Legendary Gennadi Rozhdestvensky at Bilkent
BY KATE SAMPSELL-WILLMANN
Words fail. Living a life of the mind, one has a nearly unlimited repertoire for expressing ideas. My tools happen to be photographic art and the English language. I fear that for this task both are quite limited. If one had the finely-tuned sharpness of Kazimir Malevich or the passionate and wounded psychological depth of Otto Dix - or even the penetrating intellect of William Butler Yeats - perhaps a review of last weekend's BSO concert would appear to the reader in some approximate expression worthy of the word sublime. Yes, it was that good.
The theme of the concert seems to have been life celebrated in agonized defiance of oppression. With Hindemith as the opening composition, we might call the program a display of glorious "entartete Kunst." Hindemith is a personal favorite of legendary conductor Gennady Rozhdestvensky, and gentle lightning emanated from the podium as he led. The great maestro delighted the audience with his ability to evoke latent humor in the often very serious Hindemith and even treated the audience to a wee syncopated sashay (worry not maestro, only those of us who knew to look saw it) in the second movement.
Rozhdestvensky is particularly well known for his programming of modernist masterpieces, and this was the enormous treat that awaited the lucky few who attended the performances. Felix Mendelssohn's Concerto for Violin, Piano, and Strings, written when the composer was only eleven (so, what have you created lately?), was the perfect showcase for the enormous talent of soloists Sasha Rozhdestvensky (violin) and Viktoria Postnikova (piano). I believe I actually felt my heart break during the Adagio duet.
We must again praise the maestro for bringing his family to Bilkent to perform; Sasha Bey and Viktoria Hanım are son and mother. Since my skills are not as such to paint you a word picture of the performance, one must examine the Concerto as of particular importance to the historian. Mendelssohn's childhood composition was lost to the world until virtuoso violinist Yehudi Mehunin discovered the piece in the 1950s. Without it, the world was a much sadder place. Thanks to the flawless performance, the soloists delighted the audience on Saturday with a brief encore, a traditional dance Concerto Grosso No. 6 composed by Alfred Schnittke. Protocol aside, this listener wished to jump to her feet with a shout of Bravissimo!

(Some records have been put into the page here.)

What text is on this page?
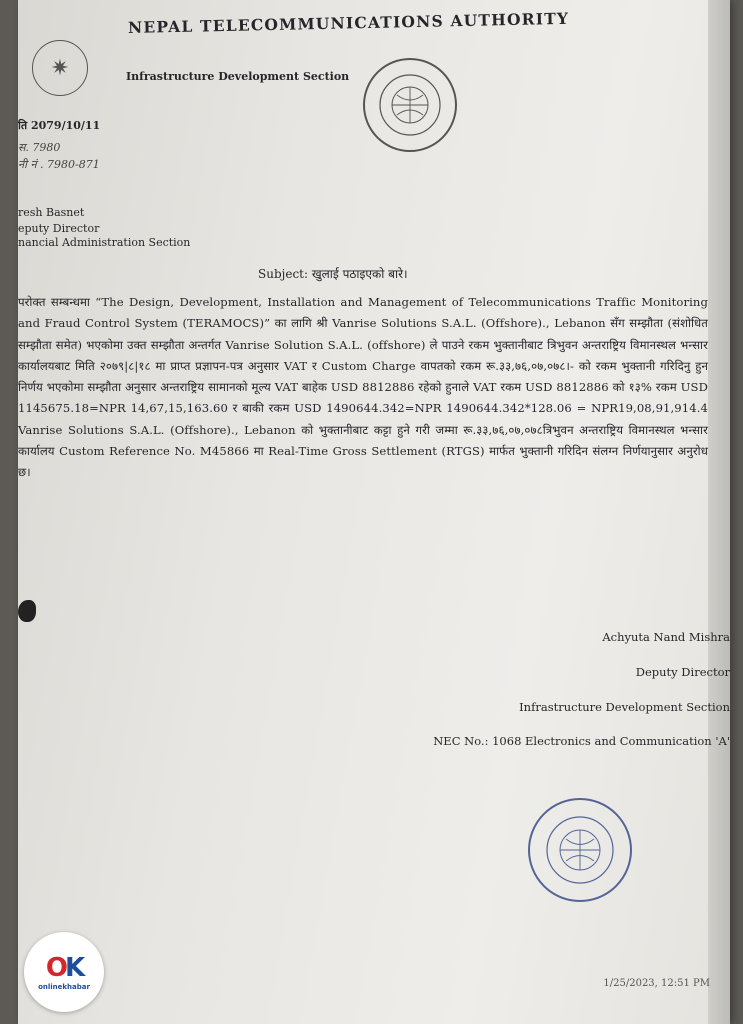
✷
NEPAL TELECOMMUNICATIONS AUTHORITY
Infrastructure Development Section
ति 2079/10/11
स. 7980
नी नं . 7980-871
resh Basnet
eputy Director
nancial Administration Section
Subject: खुलाई पठाइएको बारे।

परोक्त सम्बन्धमा “The Design, Development, Installation and Management of Telecommunications Traffic Monitoring and Fraud Control System (TERAMOCS)” का लागि श्री Vanrise Solutions S.A.L. (Offshore)., Lebanon सँग सम्झौता (संशोधित सम्झौता समेत) भएकोमा उक्त सम्झौता अन्तर्गत Vanrise Solution S.A.L. (offshore) ले पाउने रकम भुक्तानीबाट त्रिभुवन अन्तराष्ट्रिय विमानस्थल भन्सार कार्यालयबाट मिति २०७९|८|१८ मा प्राप्त प्रज्ञापन-पत्र अनुसार VAT र Custom Charge वापतको रकम रू.३३,७६,०७,०७८।- को रकम भुक्तानी गरिदिनु हुन निर्णय भएकोमा सम्झौता अनुसार अन्तराष्ट्रिय सामानको मूल्य VAT बाहेक USD 8812886 रहेको हुनाले VAT रकम USD 8812886 को १३% रकम USD 1145675.18=NPR 14,67,15,163.60 र बाकी रकम USD 1490644.342=NPR 1490644.342*128.06 = NPR19,08,91,914.4 Vanrise Solutions S.A.L. (Offshore)., Lebanon को भुक्तानीबाट कट्टा हुने गरी जम्मा रू.३३,७६,०७,०७८त्रिभुवन अन्तराष्ट्रिय विमानस्थल भन्सार कार्यालय Custom Reference No. M45866 मा Real-Time Gross Settlement (RTGS) मार्फत भुक्तानी गरिदिन संलग्न निर्णयानुसार अनुरोध छ।

Achyuta Nand Mishra
Deputy Director
Infrastructure Development Section
NEC No.: 1068 Electronics and Communication 'A'
1/25/2023, 12:51 PM
OK
onlinekhabar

Following intermission, the BSO, shepherded by the great Rozhdestvensky, poured their heart and soul into Tchaikovsky's Symphony No. 5. The melodic paradigm of this familiar yet ever inspirational gem defies my statement that this week's performance was not about the melody (a jazz reference); the true genius of the Fifth lies in its repeated melodic structure. Tchaikovsky's great allure is his improbable per aspera ad astra (tragic to triumphant) agility. Again, within the programmatic structure, essentially placing before the audience music the Nazis hated, the Fifth has its place in history as the unconquerable soul of the Russian people. Performed during the 872-day siege of Leningrad, even falling German bombs failed to extinguish its pathos and defiance. Having heard it played with renewed passion last weekend, one reflects that perhaps Tchaikovsky himself kept the great city from falling. It is no exaggeration to say music saved us all. Truly, it has that power.

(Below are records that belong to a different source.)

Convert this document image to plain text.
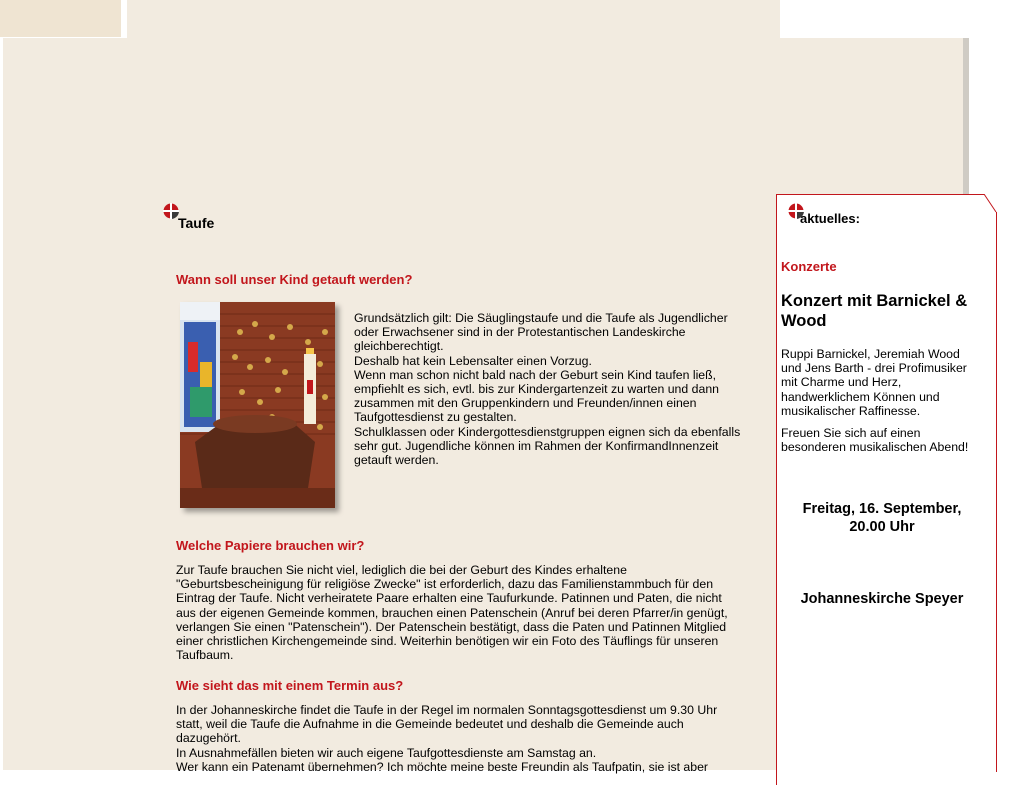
Taufe
Wann soll unser Kind getauft werden?
Grundsätzlich gilt: Die Säuglingstaufe und die Taufe als Jugendlicher
oder Erwachsener sind in der Protestantischen Landeskirche
gleichberechtigt.
Deshalb hat kein Lebensalter einen Vorzug.
Wenn man schon nicht bald nach der Geburt sein Kind taufen ließ,
empfiehlt es sich, evtl. bis zur Kindergartenzeit zu warten und dann
zusammen mit den Gruppenkindern und Freunden/innen einen
Taufgottesdienst zu gestalten.
Schulklassen oder Kindergottesdienstgruppen eignen sich da ebenfalls
sehr gut. Jugendliche können im Rahmen der KonfirmandInnenzeit
getauft werden.
Welche Papiere brauchen wir?
Zur Taufe brauchen Sie nicht viel, lediglich die bei der Geburt des Kindes erhaltene
"Geburtsbescheinigung für religiöse Zwecke" ist erforderlich, dazu das Familienstammbuch für den
Eintrag der Taufe. Nicht verheiratete Paare erhalten eine Taufurkunde. Patinnen und Paten, die nicht
aus der eigenen Gemeinde kommen, brauchen einen Patenschein (Anruf bei deren Pfarrer/in genügt,
verlangen Sie einen "Patenschein"). Der Patenschein bestätigt, dass die Paten und Patinnen Mitglied
einer christlichen Kirchengemeinde sind. Weiterhin benötigen wir ein Foto des Täuflings für unseren
Taufbaum.
Wie sieht das mit einem Termin aus?
In der Johanneskirche findet die Taufe in der Regel im normalen Sonntagsgottesdienst um 9.30 Uhr
statt, weil die Taufe die Aufnahme in die Gemeinde bedeutet und deshalb die Gemeinde auch
dazugehört.
In Ausnahmefällen bieten wir auch eigene Taufgottesdienste am Samstag an.
Wer kann ein Patenamt übernehmen? Ich möchte meine beste Freundin als Taufpatin, sie ist aber
aktuelles:
Konzerte
Konzert mit Barnickel & Wood
Ruppi Barnickel, Jeremiah Wood
und Jens Barth - drei Profimusiker
mit Charme und Herz,
handwerklichem Können und
musikalischer Raffinesse.
Freuen Sie sich auf einen
besonderen musikalischen Abend!
Freitag, 16. September,
20.00 Uhr
Johanneskirche Speyer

Moving majestically from E minor to E major, the Fifth precipitously yet flawlessly shifts in a single moment from an emotional celebration of the open Russian steppes to a heartbreakingly sweet statement of the fragility of love and life and back again. It is difficult to remember that this was not written during either of the two great calamities of the twentieth century. And although it is vastly incorrect to ascribe clairvoyance (or clairaudience) to artists, one must wonder, listing to the Fifth (and the Sixth; please BSO, give us "The Pathétique") whether some great souls are not merely reflexive but are indeed privy to the crushing chaos yet to come. One thing is for certain; in these troubled times, we all need more Tchaikovsky.